The frontal lobes are associated with individual will and are the arousal system of your brain. This system is activated by dopamine. If this area is under active then you prevent yourself from arousing the quiescence system or full experience of now. This can lead to an overwhelming biological urge to choose to resist change, biological urges being greater than conscious intentions. If this system is active the A-H assigns importance or meaning to the activation of choice and enchantment.

This naturally flows on to the SP and varying degrees of a non separation or enlightenment experience. Lack of dopamine will increase a persons urge to maintain a sense of separate self will. Boredom is the result of under active frontal lobes.

If the parietal lobes are over active the SP is chronically under active. The SP can shrink, which makes joy less and less available. Once it has shrunk only extreme stimulation can produce joy. This is the biological basis of addiction.

These insights are complex and hard to put into simple terms. Old patterns change and addictions, all expressions, habits, obsessions, substances etc. become less important.
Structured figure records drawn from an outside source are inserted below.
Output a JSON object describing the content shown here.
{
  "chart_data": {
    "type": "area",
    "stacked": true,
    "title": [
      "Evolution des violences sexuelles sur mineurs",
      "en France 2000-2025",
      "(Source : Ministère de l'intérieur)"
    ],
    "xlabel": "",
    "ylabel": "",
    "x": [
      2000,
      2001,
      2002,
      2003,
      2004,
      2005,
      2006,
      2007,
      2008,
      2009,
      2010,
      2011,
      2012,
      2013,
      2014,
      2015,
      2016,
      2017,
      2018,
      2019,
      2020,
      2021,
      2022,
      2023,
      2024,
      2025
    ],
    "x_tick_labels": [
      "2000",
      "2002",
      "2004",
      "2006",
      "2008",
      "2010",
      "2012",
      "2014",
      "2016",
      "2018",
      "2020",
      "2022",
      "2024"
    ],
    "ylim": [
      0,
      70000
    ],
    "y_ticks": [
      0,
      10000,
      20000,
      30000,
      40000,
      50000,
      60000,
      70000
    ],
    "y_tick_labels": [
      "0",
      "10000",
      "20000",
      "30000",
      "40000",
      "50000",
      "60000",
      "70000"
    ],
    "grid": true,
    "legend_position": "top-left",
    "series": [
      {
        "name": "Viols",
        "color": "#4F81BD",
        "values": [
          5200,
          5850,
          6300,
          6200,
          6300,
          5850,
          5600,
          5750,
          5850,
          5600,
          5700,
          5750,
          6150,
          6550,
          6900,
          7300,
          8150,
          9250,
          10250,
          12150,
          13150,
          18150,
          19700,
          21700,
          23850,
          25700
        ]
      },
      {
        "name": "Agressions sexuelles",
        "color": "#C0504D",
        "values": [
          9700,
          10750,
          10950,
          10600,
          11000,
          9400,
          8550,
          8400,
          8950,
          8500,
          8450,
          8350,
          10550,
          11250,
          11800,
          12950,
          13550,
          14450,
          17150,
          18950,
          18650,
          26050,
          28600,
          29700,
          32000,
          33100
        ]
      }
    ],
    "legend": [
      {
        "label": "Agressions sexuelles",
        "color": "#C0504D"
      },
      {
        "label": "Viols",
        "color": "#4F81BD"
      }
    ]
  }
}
I’ve been studying addiction and the mental processes associated with it.  It’s a minefield. The ability to absorb experience and information on a real level and remain in a state of equilibrium is difficult.

I have discovered a huge range of sub personalities in everyone some opposing each other. The one discovery I have made is that there is no self only a temporary state of balance, that passes for self, maybe that is self.

That state of equilibrium is mighty hard to maintain if you use any substance. Though when you do use it can shut off the fast speed of my brain and slow down the really fast micro operations of consciousness. The reason this feels good is that your brain is vulnerable, unbalanced and consciousness exposed to vacillations and inner oppositions and these operations (sensations, impressions, inner experiences) are transformed specifically into sensations rather than thoughts.

Sensations are easier to experience than thoughts and they can be seductive to say the least but thoughts are more seductive, at least for me. I have exposed in me a state of mind where the structure of my brain and the structure of thoughts are similar. They feed each other and create at times cascades of almost irresistible impulses. The interface world of me.